The record indicates that no alternative charges were left to the jury on the charges of rape and from a remark made by the sentencing Judge it appears that that was done through inadvertence.
By way of background to the matter the complainant had lost contact with the applicant from the time when she was about three until she met him when she was 14 and shortly afterwards went to live in his household with his current wife and family near Ipswich. She, that is to say the complainant, was in conflict with her mother at the time.
The first conviction relates to an occasion when the applicant interrupted the complainant when she was doing her homework; he drove her to an oval near a soccer field and there he gave her four West Coast Coolers and a marijuana cigarette. She consumed the West Coast Cooler and smoked the cigarettes. It may be that the jury thought that there was no element of coercion in respect of those.
Following the consumption of the alcohol and marijuana she said she felt weird and strange and although her memory was somewhat patchy she recalled him having intercourse with her on a sleeping bag beneath a building at the oval.
The next conviction relates to an incident when the applicant was living at the Sunshine Coast and the complainant was 15. One afternoon he took the complainant and his two sons who were then five and three fishing. He supplied the complainant with beer and marijuana which she, again, voluntarily consumed. That night he called her over to some trees where he was and there had sexual intercourse with her.
She gave evidence to the effect that she was resigned to what was going to happen although she was crying and screaming during the course of the act. The complaints were not made until mid 1994. There was evidence that the applicant had made threats to her involving various things; the display of a weapon and of physical harm if she revealed the offences.
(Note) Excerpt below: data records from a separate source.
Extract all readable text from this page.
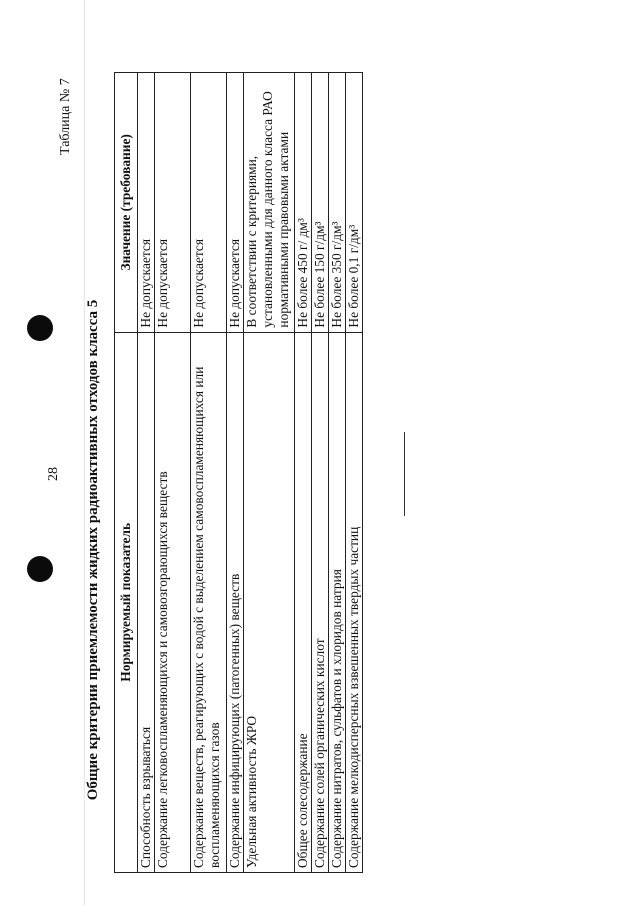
28
Таблица № 7
Общие критерии приемлемости жидких радиоактивных отходов класса 5 Нормируемый показатель	Значение (требование)
Способность взрываться	Не допускается
Содержание легковоспламеняющихся и самовозгорающихся веществ	Не допускается
Содержание веществ, реагирующих с водой с выделением самовоспламеняющихся или воспламеняющихся газов	Не допускается
Содержание инфицирующих (патогенных) веществ	Не допускается
Удельная активность ЖРО	В соответствии с критериями, установленными для данного класса РАО нормативными правовыми актами
Общее солесодержание	Не более 450 г/ дм³
Содержание солей органических кислот	Не более 150 г/дм³
Содержание нитратов, сульфатов и хлоридов натрия	Не более 350 г/дм³
Содержание мелкодисперсных взвешенных твердых частиц	Не более 0,1 г/дм³
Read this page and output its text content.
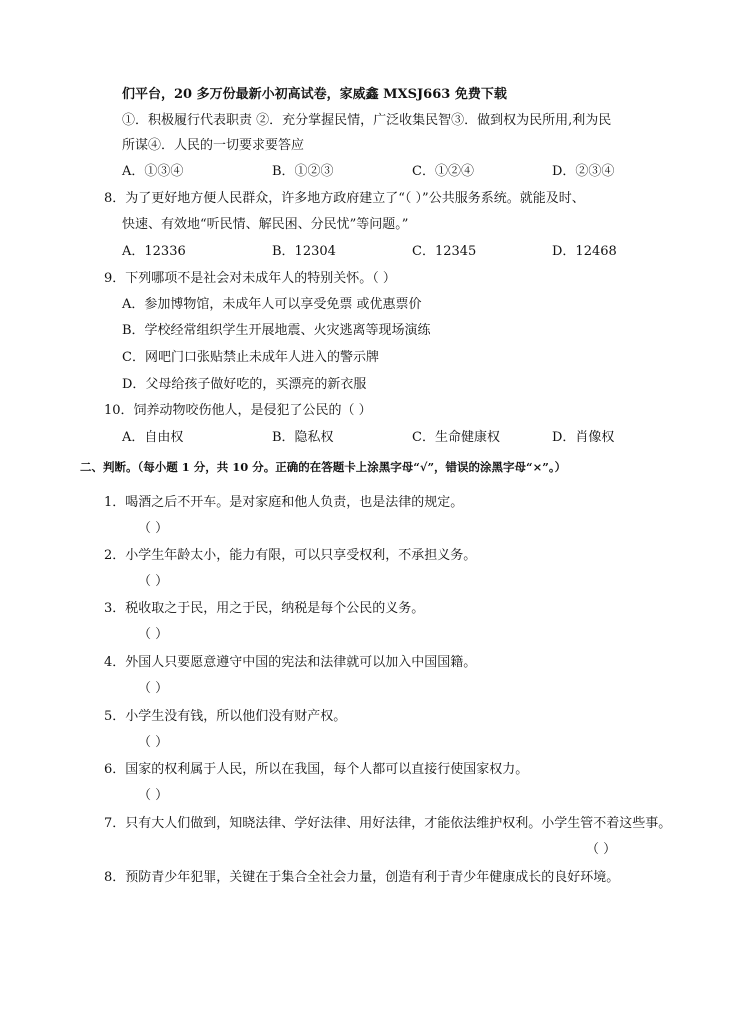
们平台，20 多万份最新小初高试卷，家威鑫 MXSJ663 免费下载
①．积极履行代表职责 ②．充分掌握民情，广泛收集民智③．做到权为民所用,利为民
所谋④．人民的一切要求要答应
A．①③④	B．①②③	C．①②④	D．②③④
8．为了更好地方便人民群众，许多地方政府建立了“（ ）”公共服务系统。就能及时、
快速、有效地“听民情、解民困、分民忧”等问题。”
A．12336	B．12304	C．12345	D．12468
9．下列哪项不是社会对未成年人的特别关怀。（ ）
A．参加博物馆，未成年人可以享受免票 或优惠票价
B．学校经常组织学生开展地震、火灾逃离等现场演练
C．网吧门口张贴禁止未成年人进入的警示牌
D．父母给孩子做好吃的，买漂亮的新衣服
10．饲养动物咬伤他人，是侵犯了公民的（ ）
A．自由权	B．隐私权	C．生命健康权	D．肖像权
二、判断。（每小题 1 分，共 10 分。正确的在答题卡上涂黑字母“√”，错误的涂黑字母“×”。）
1．喝酒之后不开车。是对家庭和他人负责，也是法律的规定。
（ ）
2．小学生年龄太小，能力有限，可以只享受权利，不承担义务。
（ ）
3．税收取之于民，用之于民，纳税是每个公民的义务。
（ ）
4．外国人只要愿意遵守中国的宪法和法律就可以加入中国国籍。
（ ）
5．小学生没有钱，所以他们没有财产权。
（ ）
6．国家的权利属于人民，所以在我国，每个人都可以直接行使国家权力。
（ ）
7．只有大人们做到，知晓法律、学好法律、用好法律，才能依法维护权利。小学生管不着这些事。
（ ）
8．预防青少年犯罪，关键在于集合全社会力量，创造有利于青少年健康成长的良好环境。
The matter went to trial; the defence did not give evidence, but the complainant was cross-examined on the basis that the offences did not happen and that her evidence was false. The trial Judge took into account the ordeal of giving evidence especially in the light of the victim impact statement which showed that the complainant had suffered great emotional damage, as far as she was concerned, as a result of the treatment by the applicant. It is not a case where any remorse is evident.
The trial Judge formed the view that eight years imprisonment was appropriate, but because the applicant had served 325 days for one of the counts of administering a stupefying drug upon which he was initially convicted, given a re-trial and then acquitted on the present trial, reduced the sentence to seven years.
The applicant was 42 years of age. He has a lengthy criminal history for offences of dishonesty. He has no previous offences of a sexual nature. The record indicates clearly enough that the applicant took advantage of his position and committed the offences for which he was convicted.
The sentences which have been presented to us as comparatives really in many respects stand on their own facts and one has to form a conclusion as to what was an appropriate sentence in this particular case.
As I have attempted to indicate there were a number of circumstances which I think aggravated the particular offences on this occasion and while it may be said that the sentence is heavy I am not persuaded that it is manifestly excessive given the particular circumstances of the case.
I would refuse the application for leave to appeal.
MOYNIHAN J: I agree.
CULLINANE J: I agree.
MOYNIHAN J: The order is that the application for leave to appeal is refused.